The author immediately sets her sights on the Big Three of the conservation movement: Conservation International, The Nature Conservancy and the U.S. arm of the World Wildlife Fund — though she doesn’t pass up the opportunity to slam the Environmental Defense Fund and its leader, Fred Krupp, along with countless, but unidentified, environmental websites (what she quaintly calls ejournals), and other various and sundry enablers. She carries a special grudge for Peter Seligmann, CI’s chair, and his sidekick, CI President Russell Mittermeier, whom she paints as a couple of overcompensated, jet-setting playboys who devote more time to fawning over starlets and corporate chieftains than they do saving the planet.
MacDonald is convinced — to paraphrase a Watergate standard — there is a cancer within the environmental movement.

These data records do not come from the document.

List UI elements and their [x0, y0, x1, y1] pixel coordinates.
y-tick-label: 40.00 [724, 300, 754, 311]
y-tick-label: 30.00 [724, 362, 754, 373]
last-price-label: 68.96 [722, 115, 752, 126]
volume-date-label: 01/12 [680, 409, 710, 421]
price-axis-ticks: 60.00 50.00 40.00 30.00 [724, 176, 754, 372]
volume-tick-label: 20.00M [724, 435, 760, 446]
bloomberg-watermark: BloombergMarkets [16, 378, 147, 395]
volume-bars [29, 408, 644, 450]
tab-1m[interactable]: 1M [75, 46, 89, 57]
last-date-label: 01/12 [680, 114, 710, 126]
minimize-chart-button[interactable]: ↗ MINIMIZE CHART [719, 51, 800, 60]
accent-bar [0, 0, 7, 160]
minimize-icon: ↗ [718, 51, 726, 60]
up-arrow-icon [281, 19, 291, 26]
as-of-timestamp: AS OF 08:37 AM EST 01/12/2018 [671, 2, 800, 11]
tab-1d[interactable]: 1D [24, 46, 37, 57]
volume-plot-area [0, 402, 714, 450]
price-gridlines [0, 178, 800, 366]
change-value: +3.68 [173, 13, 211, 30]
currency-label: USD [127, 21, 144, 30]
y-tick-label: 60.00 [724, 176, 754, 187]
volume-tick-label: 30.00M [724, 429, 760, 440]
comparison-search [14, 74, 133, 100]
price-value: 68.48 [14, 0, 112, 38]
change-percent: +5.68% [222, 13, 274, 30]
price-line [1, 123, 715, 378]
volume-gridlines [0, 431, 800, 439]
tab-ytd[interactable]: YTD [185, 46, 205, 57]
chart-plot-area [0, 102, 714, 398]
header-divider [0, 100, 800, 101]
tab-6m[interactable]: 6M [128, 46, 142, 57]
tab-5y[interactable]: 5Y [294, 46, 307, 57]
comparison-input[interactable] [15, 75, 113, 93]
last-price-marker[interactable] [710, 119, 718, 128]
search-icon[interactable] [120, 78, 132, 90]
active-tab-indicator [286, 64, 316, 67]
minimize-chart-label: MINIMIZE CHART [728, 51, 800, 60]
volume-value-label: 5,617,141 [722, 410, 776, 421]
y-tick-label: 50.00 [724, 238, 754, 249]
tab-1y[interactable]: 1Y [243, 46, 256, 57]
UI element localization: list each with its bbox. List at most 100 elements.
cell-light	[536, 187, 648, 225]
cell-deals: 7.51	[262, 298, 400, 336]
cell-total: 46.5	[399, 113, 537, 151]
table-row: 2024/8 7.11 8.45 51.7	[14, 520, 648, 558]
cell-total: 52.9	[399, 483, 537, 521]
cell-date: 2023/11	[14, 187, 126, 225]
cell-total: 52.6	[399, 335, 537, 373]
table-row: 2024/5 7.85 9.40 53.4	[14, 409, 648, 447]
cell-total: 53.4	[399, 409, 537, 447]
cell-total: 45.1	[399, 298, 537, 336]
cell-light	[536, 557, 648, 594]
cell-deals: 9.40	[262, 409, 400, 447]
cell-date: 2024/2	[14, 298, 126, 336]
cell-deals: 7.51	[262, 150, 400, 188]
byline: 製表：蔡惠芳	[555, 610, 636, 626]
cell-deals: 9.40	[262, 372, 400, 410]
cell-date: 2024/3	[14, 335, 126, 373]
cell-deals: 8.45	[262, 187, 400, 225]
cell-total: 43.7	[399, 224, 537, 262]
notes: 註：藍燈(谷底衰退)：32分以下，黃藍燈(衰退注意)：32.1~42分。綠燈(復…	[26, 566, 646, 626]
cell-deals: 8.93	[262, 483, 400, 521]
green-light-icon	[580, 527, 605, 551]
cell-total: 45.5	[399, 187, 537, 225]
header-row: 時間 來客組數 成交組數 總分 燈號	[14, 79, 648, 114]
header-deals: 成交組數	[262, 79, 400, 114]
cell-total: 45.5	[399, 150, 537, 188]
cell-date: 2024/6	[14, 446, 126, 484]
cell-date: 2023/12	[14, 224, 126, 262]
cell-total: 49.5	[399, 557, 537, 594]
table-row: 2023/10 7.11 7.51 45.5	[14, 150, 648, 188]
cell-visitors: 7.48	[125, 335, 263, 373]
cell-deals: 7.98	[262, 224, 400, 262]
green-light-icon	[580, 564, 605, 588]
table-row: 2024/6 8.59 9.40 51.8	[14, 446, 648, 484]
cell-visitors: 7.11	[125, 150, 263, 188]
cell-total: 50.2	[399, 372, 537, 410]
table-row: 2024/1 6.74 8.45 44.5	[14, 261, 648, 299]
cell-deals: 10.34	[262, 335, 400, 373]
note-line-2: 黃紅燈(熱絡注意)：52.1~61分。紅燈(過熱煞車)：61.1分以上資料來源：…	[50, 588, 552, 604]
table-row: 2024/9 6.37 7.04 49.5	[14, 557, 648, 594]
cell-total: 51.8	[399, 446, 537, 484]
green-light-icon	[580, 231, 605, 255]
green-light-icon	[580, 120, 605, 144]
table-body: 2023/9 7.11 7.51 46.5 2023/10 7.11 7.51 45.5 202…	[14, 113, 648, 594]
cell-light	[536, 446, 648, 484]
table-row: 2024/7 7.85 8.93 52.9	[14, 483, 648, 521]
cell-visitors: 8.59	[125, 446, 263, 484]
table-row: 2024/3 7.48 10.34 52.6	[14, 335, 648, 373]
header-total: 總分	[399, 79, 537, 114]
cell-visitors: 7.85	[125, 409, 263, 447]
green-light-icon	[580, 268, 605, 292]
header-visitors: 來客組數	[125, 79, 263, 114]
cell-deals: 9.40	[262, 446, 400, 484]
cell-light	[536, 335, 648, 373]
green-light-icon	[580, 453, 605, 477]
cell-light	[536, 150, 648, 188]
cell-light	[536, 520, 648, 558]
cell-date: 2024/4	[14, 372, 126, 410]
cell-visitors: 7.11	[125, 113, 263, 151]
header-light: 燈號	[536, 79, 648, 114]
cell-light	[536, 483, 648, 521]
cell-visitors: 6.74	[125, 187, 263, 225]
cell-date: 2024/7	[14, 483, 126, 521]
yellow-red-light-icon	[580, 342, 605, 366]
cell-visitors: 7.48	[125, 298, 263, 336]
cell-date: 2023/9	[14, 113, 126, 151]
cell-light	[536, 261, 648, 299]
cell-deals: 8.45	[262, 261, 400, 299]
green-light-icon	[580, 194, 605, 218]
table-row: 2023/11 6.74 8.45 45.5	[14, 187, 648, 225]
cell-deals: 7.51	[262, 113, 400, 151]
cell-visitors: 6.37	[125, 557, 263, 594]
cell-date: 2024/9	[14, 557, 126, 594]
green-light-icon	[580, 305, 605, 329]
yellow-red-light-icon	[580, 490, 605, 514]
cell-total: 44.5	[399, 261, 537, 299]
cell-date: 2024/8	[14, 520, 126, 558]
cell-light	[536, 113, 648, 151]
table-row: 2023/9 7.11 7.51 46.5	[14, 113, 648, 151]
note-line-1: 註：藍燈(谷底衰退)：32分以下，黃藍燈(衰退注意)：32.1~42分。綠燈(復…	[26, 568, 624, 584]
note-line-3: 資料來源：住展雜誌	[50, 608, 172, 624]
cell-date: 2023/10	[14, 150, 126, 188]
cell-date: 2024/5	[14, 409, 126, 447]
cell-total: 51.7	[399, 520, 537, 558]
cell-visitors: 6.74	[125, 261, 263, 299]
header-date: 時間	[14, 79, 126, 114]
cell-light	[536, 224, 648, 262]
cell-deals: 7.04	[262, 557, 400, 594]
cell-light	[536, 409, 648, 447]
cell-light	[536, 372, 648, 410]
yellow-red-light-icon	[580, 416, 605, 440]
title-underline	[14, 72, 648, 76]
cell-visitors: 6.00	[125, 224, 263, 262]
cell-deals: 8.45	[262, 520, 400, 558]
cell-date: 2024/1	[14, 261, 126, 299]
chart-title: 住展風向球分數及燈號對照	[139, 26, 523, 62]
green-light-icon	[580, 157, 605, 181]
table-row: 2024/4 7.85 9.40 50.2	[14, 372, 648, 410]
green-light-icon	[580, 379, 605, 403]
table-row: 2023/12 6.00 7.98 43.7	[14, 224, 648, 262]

The malignancy can be traced to the alliances between conservation groups and corporations that took root in the 1980s and exploded over the past two decades. CI, The Nature Conservancy, and the World Wildlife Fund all have come to rely on corporations and their foundations. The conservation groups might refer to the corporations as blue-chip companies. Not so, MacDonald. She calls them, “the devils of deforestation.”
MacDonald wasn’t always so down on big-name environmental organizations. Indeed, it was only a few short years ago that she abandoned her journalism career to take a “dream job” at CI. Her formal title: Manager of the Media Capacity Building Program of CI’s Global Communications Division. In short, public relations.
It wasn’t long after joining CI in 2006, MacDonald writes, that she realized that something was “deeply wrong in today’s clubby, well-upholstered world of conservations.” It wasn’t long, either, before she was out of a job. A year after joining CI, MacDonald’s position was eliminated in a reorganization. Necessity collided with opportunity and Green, Inc. was born.
MacDonald’s accusations are many and sweeping, but, for the most part, neither original nor revealing. She complains of widespread nepotism in the environmental industry, but fails to prove the hires are incompetent or unqualified (nor does she name names to back up her point). She condemns CI for taking millions from a foundation formed by former Intel founder Gordon Moore for a biodiversity center, but the only evidence she can muster of any wrongdoing is from unnamed “critics” who call the foundation a “glorified fishing club.”
She devotes a great deal of space to troubles within The Nature Conservancy — from incompetence and mismanagement to run-ins with the Internal Revenue Service. All interesting and true, but hardly new. The Washington Post broke the Conservancy story in 2003; MacDonald’s retelling sheds no new light.
And that’s true of most of the book. MacDonald wants the reader to accept her premise that the environmental movement has been irreparably corrupted merely because of corporate partnerships — i.e., guilt by association. The author is unable to see any value in conservation groups embracing such alliances in a bid to steer environmental policies within the business community.
Nonetheless, there are glimmers of a real story in MacDonald’s book. In particular, I wanted to know more about CI’s relationship with the Bunge Ltd., a diversified conglomerate accused of violating Brazilian environmental laws and using lawsuits and threats to silence its critics. And MacDonald is right to insist that environmental groups should be more vocal in criticizing U.S. corporations when they run afoul of environmental policies, especially those companies that have alliances with various green organizations.
In the end, though, MacDonald can’t forgive nonprofits for adopting “business operating practices and jargon,” and turning their back on the days of “late-night work sessions [that] would end in sing-a-longs.”